Dans sa Mercedes à la couleur jaune, Salif Coulibay est un jeune chauffeur de taxi. Fervent supporteur d’IBK, sa voiture est un véritable support d’affiches ambulantes. «Il faut laisser IBK terminer ce qu’il a commencé, énonce-t-il. Nous les Africains, devrions avoir de la patience. On a crié ici qu’ATT n’était pas un bon président, voilà qu’aujourd’hui, on le regrette. Les gens mettent le chômage en avant pour dire que IBK a échoué, mais le problème, c’est parce que les jeunes ne veulent pas travailler, ils veulent gagner l’argent facilement, voilà leur problème», lâche-t-il amèrement.

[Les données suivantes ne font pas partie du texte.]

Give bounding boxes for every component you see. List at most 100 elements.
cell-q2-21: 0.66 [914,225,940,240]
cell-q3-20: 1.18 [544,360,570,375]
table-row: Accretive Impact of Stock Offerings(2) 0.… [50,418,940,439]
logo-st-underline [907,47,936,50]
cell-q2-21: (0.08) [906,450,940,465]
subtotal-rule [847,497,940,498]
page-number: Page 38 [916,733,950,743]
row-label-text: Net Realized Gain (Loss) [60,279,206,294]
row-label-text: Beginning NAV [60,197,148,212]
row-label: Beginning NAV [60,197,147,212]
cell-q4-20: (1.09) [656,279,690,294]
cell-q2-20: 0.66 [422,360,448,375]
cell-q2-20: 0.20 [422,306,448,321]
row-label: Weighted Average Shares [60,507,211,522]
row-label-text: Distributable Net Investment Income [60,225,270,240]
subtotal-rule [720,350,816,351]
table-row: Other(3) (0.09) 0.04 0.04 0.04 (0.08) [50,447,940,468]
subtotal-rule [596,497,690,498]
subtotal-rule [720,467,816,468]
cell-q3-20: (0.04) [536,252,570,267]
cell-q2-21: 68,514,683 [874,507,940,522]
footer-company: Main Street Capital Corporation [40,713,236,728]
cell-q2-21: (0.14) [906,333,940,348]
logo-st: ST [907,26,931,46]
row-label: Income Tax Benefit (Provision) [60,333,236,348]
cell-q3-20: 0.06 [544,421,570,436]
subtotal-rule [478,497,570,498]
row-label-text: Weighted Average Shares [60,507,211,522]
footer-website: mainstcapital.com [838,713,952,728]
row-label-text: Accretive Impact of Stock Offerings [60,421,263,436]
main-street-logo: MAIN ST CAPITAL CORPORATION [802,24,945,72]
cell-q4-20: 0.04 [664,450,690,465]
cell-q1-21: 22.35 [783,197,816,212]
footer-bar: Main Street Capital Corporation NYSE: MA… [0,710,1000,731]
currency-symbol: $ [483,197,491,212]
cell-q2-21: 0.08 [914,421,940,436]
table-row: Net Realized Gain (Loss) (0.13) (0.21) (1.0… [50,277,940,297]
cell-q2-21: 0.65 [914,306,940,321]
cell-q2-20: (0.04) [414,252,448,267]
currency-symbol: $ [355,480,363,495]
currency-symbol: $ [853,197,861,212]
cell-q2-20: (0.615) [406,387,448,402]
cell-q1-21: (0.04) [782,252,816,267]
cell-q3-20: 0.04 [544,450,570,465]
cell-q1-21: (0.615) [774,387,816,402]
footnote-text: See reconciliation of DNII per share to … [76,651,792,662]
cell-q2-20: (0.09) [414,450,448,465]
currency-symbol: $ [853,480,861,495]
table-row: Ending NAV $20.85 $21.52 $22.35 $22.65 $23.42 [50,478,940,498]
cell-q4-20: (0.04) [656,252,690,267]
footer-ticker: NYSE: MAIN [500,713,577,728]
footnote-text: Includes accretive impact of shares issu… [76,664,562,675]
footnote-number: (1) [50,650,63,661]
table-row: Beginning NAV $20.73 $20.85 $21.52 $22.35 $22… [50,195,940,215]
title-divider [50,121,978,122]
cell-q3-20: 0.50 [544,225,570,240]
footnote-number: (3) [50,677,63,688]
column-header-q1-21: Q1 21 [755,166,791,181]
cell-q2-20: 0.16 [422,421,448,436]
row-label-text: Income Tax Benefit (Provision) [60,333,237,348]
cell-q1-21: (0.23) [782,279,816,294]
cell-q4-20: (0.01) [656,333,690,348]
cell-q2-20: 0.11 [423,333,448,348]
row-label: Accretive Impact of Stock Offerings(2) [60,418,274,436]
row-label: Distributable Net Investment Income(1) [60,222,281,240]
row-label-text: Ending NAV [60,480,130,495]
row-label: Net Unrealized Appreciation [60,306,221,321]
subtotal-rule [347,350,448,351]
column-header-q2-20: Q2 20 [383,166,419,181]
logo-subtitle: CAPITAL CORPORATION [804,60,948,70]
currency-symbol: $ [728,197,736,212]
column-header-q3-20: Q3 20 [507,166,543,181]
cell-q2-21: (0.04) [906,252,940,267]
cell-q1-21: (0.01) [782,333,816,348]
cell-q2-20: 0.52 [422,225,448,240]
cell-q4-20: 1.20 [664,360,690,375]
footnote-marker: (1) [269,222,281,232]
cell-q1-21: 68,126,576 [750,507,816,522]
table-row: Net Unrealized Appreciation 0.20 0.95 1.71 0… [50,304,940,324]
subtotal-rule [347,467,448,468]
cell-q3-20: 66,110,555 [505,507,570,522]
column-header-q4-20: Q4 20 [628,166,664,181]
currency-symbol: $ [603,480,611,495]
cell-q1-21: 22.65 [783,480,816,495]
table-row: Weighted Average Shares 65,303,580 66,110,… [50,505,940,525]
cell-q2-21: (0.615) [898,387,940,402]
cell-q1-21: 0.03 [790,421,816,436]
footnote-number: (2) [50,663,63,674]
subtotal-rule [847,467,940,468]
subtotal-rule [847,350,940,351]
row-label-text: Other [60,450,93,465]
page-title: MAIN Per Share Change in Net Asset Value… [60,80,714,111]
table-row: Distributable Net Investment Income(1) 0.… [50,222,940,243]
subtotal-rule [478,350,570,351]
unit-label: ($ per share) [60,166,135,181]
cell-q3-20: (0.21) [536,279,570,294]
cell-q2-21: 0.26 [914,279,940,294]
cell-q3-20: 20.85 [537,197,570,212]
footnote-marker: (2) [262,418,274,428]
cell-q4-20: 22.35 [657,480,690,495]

Quoi qu’il en soit, Cette présidentielle 2018 ne sera pas un long fleuve tranquille. A dire vrai, la polémique sur le fichier électoral est venu amplifier la crainte la plus partagée aussi bien par les Maliens, que par les observateurs. Si dans le milieu occidental la situation est commentée en sourdine, certaines associations comme l’ADEMA n’ont pas manqué de réagir en appelant à de meilleures dispositions pour une élection libre, transparente et juste. Le premier ministre Soumeylou Boubèye Maïga a même été invité à «éviter toute déclaration qui, dans le contexte actuel, apparaît comme une menace et mettrait le feu aux poudres». C’est dire à quel degré, l’escalade est redoutée.
Sur cette même longueur d’onde, la sortie du célèbre Ras Bath dont on connaît la popularité auprès de la jeunesse, a sans doute troublé le sommeil du camp IBK. De son vrai nom Mohamed Youssouf Bathily, le porte-parole du Collectif de défense de la république (CDR) a dans une déclaration dit vouloir «attirer l’attention de l’opinion nationale et internationale sur le risque potentiel de fraudes électorales par des manipulations non autorisées du fichier électoral (…) Nous exigeons que les élections présidentielles du 29 juillet 2018 se déroule sur la base du seul fichier audité en avril 2018 faisant état de 8 000 462 électeurs repartis en 23 041 bureaux de vote dument identifiés», prévient le CDR qui relève que seule une organisation d’élection «crédible, transparente et régulière» peut garantir un «climat social postélectoral apaisé». Pointant du doigt les services et administrations de l’Etat en charge des élections, le CDR prévient qu’ils seront tenus «pour seuls responsables, toute détérioration du climat social». Quant au bilan du président sortant qui reste très populaire dans certaines localités, Ras Bath le juge à titre personnel, «complètement négatif».
Aujourd’hui, plus personne ne doute que cette élection va se dérouler dans un climat délétère, et l’ancien dictateur malien, le général Moussa Traoré, y est allé de sa touche en affirmant qu’«aucun candidat ne peut gagner au 1er tour». Au moment où nous bouclions cet article, le premier ministre Soumeylou Boubèye Maïga recevait les 20 représentants des 24 candidats car la différence de près de 1 million de votants entre le corps électoral du 27 avril et celui sur le site de la DGE pourrait être une bombe postélectorale. Va-t-il parvenir à dissiper la méfiance des opposants et à restaurer la confiance du gouvernement auprès des Maliens ? Rien n’est moins sûr, au moment où se préparent les dernières batailles, mais aussi les dernières alliances. Car chacun sait que les 24 heures d’avant le jour J sont propices à tous les marchandages, compromis et compromissions, promesses et revirements.